DS Gervaise, head of Eastvale Constabulary, immediately concludes that it's an open-and-shut case
- merely a lovers' tiff gone bad because “people don’t beat their lovers to death, then hang themselves for no reason.” Mark has to be the culprit, and the sheer frenzied violence of the crime scene
at Silbert‘s house, blood and brains splattered everywhere, can only mean one thing: it started with an argument
that turned into a crime of passion distinguished by extreme violence and overwhelming remorse.
Banks and Cabbot, however, aren't convinced. Both are positive there is something more to this case than meets the eye. Annie, in particular,
senses something odd about local drama teacher Derek Wyman and his relationship with Mark. After talking to the members of Mark’s theatre company, the detectives learn that Mark
was a bit edgy lately, especially after he took a trip to London with Derek. Wyman is quick to let them know that he is totally heterosexual, a happily married man with children, and
that he and Mark were nothing more than amicable colleagues with a shared interest in theatre and film.

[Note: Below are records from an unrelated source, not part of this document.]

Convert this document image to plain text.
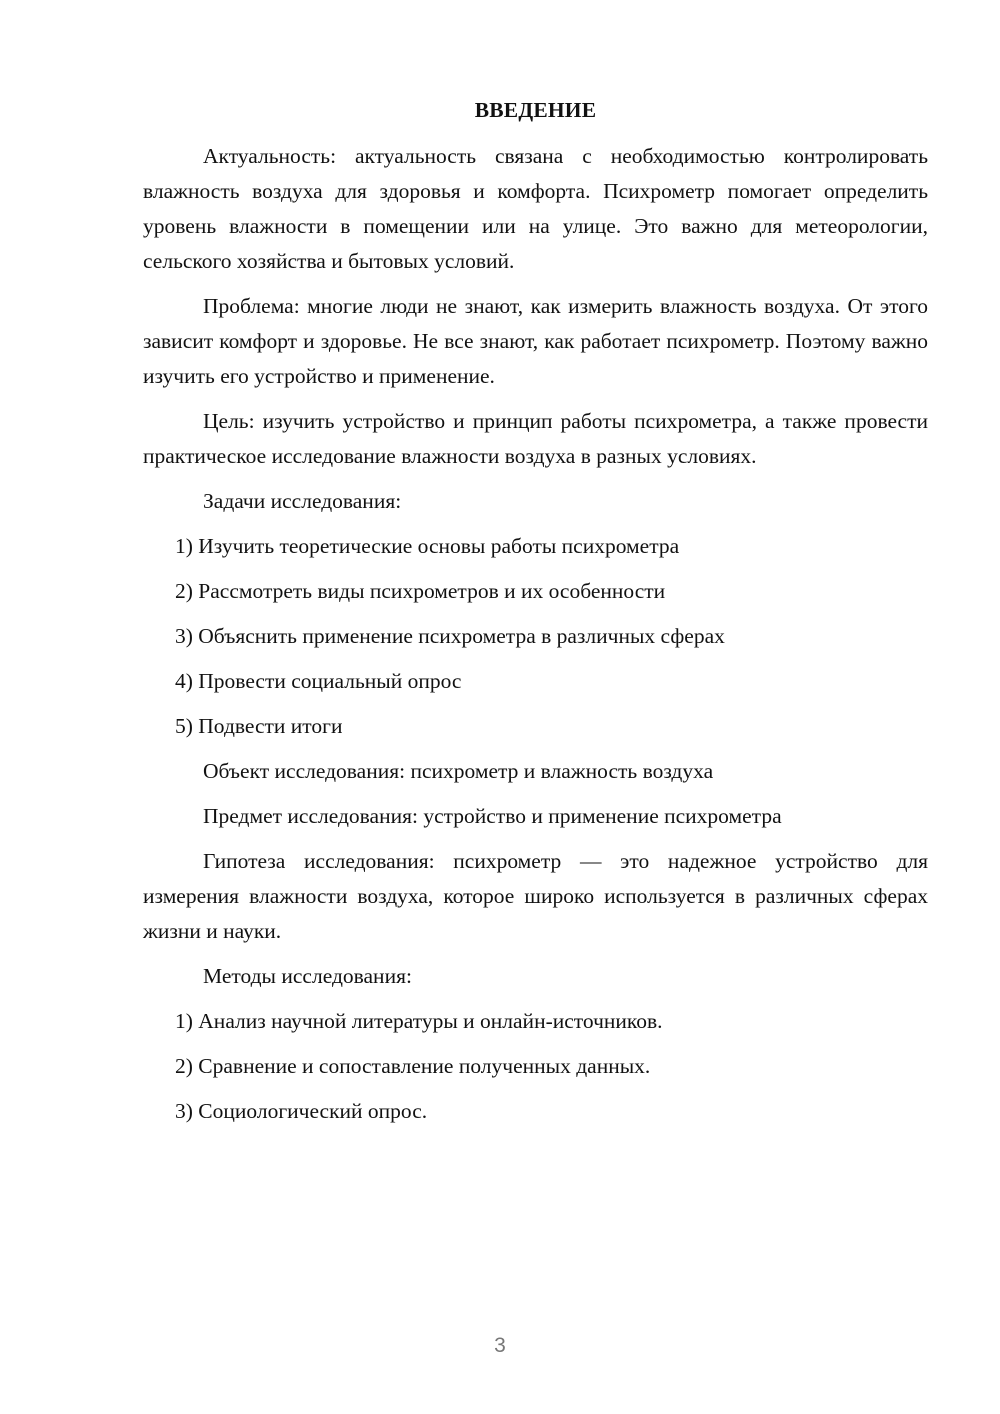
ВВЕДЕНИЕ

Актуальность: актуальность связана с необходимостью контролировать влажность воздуха для здоровья и комфорта. Психрометр помогает определить уровень влажности в помещении или на улице. Это важно для метеорологии, сельского хозяйства и бытовых условий.

Проблема: многие люди не знают, как измерить влажность воздуха. От этого зависит комфорт и здоровье. Не все знают, как работает психрометр. Поэтому важно изучить его устройство и применение.

Цель: изучить устройство и принцип работы психрометра, а также провести практическое исследование влажности воздуха в разных условиях.

Задачи исследования:

1) Изучить теоретические основы работы психрометра

2) Рассмотреть виды психрометров и их особенности

3) Объяснить применение психрометра в различных сферах

4) Провести социальный опрос

5) Подвести итоги

Объект исследования: психрометр и влажность воздуха

Предмет исследования: устройство и применение психрометра

Гипотеза исследования: психрометр — это надежное устройство для измерения влажности воздуха, которое широко используется в различных сферах жизни и науки.

Методы исследования:

1) Анализ научной литературы и онлайн-источников.

2) Сравнение и сопоставление полученных данных.

3) Социологический опрос.

3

A surprise revelation from Laurence’s octogenarian mother, Edwina Silbert, sends the investigation spiraling in a new direction.
The shock that Laurence Silbert is not who he seems thrusts Banks into a brutal
investigation in the clandestine world of spooks and shadows in the clandestine world of British secret intelligence. Could Silbert‘s murder have been a hands-off
killing by proxy, a crime maliciously manipulated by a third party?
Everything that follows in All the Colors of Darkness
somehow relates to the doomed lovers - a series of incriminating photographs, a spunky down-on-her-luck private detective, and the stabbing of an underage lout deep within the ramshackle working-class Eastvale Estates. Meanwhile, Banks battles with the demands of the job and his personal life, the needs
of his girlfriend, Sophia, and of DS Gervaise as she fanatically tries to put a lid on the case upon orders from those higher up.
Robinson’s measured prose leads the reader on a multi-layered journey from rural Yorkshire to cosmopolitan London where Banks becomes caught up in sudden terrorist attack. While Wyman continues to send mixed messages, perhaps deliberately, Banks discovers that Silbert has kept a large part of his life secret in shades of darkness and shadows, smoke and mirrors. Weaving the play
Othello throughout, the character becomes an important symbol in the chain of events, exposing the power of language and the ability to terrorize through pictures.
In this authentic and compelling police procedural, the hidden threads of a doomed affair are eventually exposed and Banks is forced to learn some hard lessons about loyalty and betrayal.